John Zorn

August 8, 2009

By John Brackett

Indiana University Press

Analytical and selective, rather than critical or narrative, this volume attempts to map connective themes in John Zorn’s collective works. John Brackett, a University of Utah music professor, describes Zorn’s oeuvre as alternatively relating to tradition, transgression, or the tradition of transgression.
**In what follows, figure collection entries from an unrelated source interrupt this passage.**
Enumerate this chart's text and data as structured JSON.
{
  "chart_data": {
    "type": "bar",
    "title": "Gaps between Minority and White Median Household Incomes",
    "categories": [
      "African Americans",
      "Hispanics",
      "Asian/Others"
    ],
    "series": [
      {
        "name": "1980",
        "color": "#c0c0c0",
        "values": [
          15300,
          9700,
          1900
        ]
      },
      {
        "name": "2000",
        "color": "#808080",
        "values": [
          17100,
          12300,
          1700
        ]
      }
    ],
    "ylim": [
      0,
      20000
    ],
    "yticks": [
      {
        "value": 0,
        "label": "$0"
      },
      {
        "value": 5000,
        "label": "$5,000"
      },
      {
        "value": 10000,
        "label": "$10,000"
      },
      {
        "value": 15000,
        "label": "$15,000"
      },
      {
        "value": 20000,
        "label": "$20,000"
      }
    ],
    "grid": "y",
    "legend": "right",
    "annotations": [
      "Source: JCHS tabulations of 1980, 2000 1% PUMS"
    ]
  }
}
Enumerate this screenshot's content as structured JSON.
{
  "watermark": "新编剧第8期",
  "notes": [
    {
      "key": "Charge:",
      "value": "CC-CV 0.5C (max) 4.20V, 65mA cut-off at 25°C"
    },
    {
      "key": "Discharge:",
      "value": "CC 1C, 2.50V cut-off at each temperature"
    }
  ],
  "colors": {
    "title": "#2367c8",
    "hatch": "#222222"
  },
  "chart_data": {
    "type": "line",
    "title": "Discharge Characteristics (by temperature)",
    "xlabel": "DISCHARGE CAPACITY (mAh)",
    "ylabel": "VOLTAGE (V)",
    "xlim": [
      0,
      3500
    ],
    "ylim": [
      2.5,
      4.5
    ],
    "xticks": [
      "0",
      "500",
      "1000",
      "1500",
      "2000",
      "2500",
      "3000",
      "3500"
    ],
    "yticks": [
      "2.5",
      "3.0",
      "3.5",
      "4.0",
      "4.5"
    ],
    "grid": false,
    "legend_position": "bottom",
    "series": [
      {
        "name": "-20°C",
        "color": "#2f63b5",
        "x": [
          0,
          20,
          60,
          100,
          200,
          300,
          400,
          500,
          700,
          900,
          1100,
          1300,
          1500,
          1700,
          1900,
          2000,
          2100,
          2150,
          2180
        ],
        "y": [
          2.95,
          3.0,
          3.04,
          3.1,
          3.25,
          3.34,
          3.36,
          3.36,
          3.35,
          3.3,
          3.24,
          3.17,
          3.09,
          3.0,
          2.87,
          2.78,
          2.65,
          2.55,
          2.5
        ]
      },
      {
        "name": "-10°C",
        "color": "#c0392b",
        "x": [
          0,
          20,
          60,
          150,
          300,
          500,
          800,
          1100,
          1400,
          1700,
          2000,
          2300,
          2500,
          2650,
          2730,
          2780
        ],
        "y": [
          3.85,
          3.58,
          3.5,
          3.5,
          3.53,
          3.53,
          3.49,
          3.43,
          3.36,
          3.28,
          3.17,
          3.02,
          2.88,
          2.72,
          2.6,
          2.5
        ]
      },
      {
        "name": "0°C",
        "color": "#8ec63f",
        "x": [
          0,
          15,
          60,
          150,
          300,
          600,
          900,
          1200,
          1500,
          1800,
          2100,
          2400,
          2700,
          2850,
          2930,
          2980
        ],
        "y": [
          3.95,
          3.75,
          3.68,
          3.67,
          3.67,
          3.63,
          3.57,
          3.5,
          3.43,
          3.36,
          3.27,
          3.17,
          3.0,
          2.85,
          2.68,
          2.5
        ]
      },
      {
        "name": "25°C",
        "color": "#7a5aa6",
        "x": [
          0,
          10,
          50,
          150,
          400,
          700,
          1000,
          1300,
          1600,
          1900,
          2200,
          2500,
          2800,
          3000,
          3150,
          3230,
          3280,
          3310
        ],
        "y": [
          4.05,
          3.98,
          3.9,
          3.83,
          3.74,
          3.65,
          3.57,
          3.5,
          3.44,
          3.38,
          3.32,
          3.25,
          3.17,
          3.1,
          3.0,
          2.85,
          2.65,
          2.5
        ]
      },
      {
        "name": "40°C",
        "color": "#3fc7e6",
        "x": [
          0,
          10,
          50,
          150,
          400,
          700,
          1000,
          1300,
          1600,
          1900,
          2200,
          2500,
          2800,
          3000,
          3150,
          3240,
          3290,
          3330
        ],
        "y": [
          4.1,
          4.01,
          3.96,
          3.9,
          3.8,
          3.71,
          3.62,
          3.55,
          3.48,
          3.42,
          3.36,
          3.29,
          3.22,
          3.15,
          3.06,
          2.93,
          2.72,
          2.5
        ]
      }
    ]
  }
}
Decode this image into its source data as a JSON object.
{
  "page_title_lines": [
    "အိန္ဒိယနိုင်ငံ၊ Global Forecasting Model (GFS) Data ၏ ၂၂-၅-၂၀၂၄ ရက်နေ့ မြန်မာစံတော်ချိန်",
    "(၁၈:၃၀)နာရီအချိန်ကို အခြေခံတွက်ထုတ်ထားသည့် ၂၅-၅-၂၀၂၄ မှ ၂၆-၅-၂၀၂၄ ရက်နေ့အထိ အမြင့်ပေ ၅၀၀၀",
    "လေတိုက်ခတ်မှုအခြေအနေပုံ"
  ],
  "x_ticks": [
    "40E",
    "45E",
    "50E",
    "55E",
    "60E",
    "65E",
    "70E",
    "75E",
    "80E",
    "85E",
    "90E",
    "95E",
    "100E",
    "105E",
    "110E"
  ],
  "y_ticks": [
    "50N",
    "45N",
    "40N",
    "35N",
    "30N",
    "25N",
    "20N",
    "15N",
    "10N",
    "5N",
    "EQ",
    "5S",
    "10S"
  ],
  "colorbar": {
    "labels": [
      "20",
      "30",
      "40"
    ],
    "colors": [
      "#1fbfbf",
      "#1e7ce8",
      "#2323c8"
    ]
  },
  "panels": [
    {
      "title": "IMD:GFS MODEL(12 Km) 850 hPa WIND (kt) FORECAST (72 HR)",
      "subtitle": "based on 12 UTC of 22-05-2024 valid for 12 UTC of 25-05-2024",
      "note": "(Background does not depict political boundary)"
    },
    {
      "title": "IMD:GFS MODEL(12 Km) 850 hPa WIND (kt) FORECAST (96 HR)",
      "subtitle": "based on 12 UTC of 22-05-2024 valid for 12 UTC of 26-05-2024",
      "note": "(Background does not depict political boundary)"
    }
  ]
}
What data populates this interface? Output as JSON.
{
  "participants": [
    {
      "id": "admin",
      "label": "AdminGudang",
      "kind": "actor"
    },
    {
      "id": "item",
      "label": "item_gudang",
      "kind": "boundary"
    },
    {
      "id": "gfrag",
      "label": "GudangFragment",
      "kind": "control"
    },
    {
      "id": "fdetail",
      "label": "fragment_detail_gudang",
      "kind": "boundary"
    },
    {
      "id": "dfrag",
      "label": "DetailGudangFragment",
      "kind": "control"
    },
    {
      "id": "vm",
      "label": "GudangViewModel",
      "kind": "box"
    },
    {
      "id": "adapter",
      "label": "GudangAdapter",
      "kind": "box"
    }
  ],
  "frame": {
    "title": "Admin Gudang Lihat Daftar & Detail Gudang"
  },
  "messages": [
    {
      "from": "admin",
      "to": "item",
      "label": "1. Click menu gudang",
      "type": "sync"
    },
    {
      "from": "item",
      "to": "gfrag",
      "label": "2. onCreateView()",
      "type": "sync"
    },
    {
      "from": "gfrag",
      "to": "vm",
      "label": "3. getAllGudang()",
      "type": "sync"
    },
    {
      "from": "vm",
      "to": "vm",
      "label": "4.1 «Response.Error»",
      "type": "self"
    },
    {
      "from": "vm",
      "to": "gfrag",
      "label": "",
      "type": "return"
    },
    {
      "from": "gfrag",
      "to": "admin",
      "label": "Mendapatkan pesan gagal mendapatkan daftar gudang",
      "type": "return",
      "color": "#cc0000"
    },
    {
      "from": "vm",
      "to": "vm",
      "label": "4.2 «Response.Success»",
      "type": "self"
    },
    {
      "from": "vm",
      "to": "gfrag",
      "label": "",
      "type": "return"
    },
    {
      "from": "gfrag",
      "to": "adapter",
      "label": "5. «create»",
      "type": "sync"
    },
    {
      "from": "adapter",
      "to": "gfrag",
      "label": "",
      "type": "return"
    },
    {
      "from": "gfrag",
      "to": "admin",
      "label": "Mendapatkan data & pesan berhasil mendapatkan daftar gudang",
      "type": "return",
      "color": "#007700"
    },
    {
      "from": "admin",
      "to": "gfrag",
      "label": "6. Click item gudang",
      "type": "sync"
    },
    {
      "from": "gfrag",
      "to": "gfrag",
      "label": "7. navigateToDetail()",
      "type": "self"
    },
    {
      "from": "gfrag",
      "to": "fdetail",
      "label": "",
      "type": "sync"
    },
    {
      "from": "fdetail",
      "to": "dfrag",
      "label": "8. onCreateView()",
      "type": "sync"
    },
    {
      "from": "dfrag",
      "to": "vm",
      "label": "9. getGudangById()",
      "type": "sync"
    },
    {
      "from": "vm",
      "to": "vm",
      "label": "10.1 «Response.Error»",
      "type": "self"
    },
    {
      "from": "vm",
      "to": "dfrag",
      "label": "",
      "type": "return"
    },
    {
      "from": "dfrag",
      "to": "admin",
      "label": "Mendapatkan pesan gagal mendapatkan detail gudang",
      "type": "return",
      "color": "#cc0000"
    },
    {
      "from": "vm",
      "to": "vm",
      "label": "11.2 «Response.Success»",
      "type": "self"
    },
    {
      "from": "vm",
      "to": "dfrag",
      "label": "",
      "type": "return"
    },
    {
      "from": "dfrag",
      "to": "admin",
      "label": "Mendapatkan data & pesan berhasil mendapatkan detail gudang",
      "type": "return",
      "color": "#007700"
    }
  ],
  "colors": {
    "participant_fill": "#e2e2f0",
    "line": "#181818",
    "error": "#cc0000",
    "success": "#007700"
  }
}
Some of Brackett’s insights are both accurate and provocative. All the same, this volume has several limitations. Tradition and Transgression focuses on only four works: the brutal graphic imagery which illustrates Naked City’s Torture Garden and Leng Tch’e; the currents of so-called “magick” and mysticism expressed in “Necronomicon” and IAO: Music in Sacred Light; Zorn’s musical homage to artists, such as “In the Very Eye of Night” (for film-maker Maya Deren) and “Untitled” (for sculptor Joseph Cornell); and his links to so-called serious music in scores such as Aporias.

After defining Zorn’s work as a total package, so that booklet images depicting torture, violence and S&M on Naked City CDs can’t be divorced from the music, Brackett states: “Zorn’s music …attempts to transgress the boundaries between what is …understood as discursively acceptable, irrational and logical … and what is considered irrational, unacceptable and outside of such formations,” indicating that the music and imagery together can have several meanings, depending on listeners’ interpretations.

Brackett elucidation of how the composer incorporates influences from the mystical numbers embedded in the “magick” treatises of Satanist Aleister Crowley and Kabblaistic texts is equally fascinating, if exhausting. Transcribing in miniscule detail tracks on the CDs, Brackett analyzes not only compositional strategies, bar lines, and pitches but also the space between the tracks for symbolic relationship to such occult numbers as “666”, “13” or “15”. “Zorn is interested in recovering those traditions that have … been marginalized”, he writes. The composer’s interest in so-called magick “represents an affinity for ‘traditions of (heterogeneous) transgression’.” Zorn’s transgressions thus put him in a tradition of other transgressive avant-gardists.

Brackett’s thesis about Zorn’s location in the tradition of transgression is amplified when discussing the saxophonist’s dedications. He postulates that Zorn’s work is only one point in a “continuous spiral of giving and receiving”, when the composer honors not just the dedicatees, but the influences of those artists who influenced them. “Artistic inheritance is not a burden that must be borne by later artists but is something to be celebrated and continually investigated in the creation of new works.”

This subsuming and manipulating of influences become more controversial with Brackett’s insistence on the co-relation between Zorn’s Aporias and .Igor Stravinsky’s Requiem Canticles. As comparative lists, copies of Zorn’s handwritten score, extensive musical transcriptions and analysis, plus discursions into the work of painters, film theorists and writers alluded to in the composition begin to multiply, the non-specialist may find himself holding on to the argument’s thread for dear life. Zorn’s title, Brackett writes could be “an attempt …to conceal not only [its] … immediate panegyric nature … but also … Zorn’s attempt to situate himself within a certain artistic tradition … Zorn is able to place this work within his overall poetics of music and his …concerns for not only a sense of tradition, but also the insights afforded by … composing within certain…transgressive spaces.”

Brackett states his book “should try to capture the experience of listening to Zorn’s music”. If you’re someone who listens to music while timing it with a stop watch plus consulting a shelf full of scholarly volumes, mining the author’s thesis may reveal concepts that demand reflection and interpretation.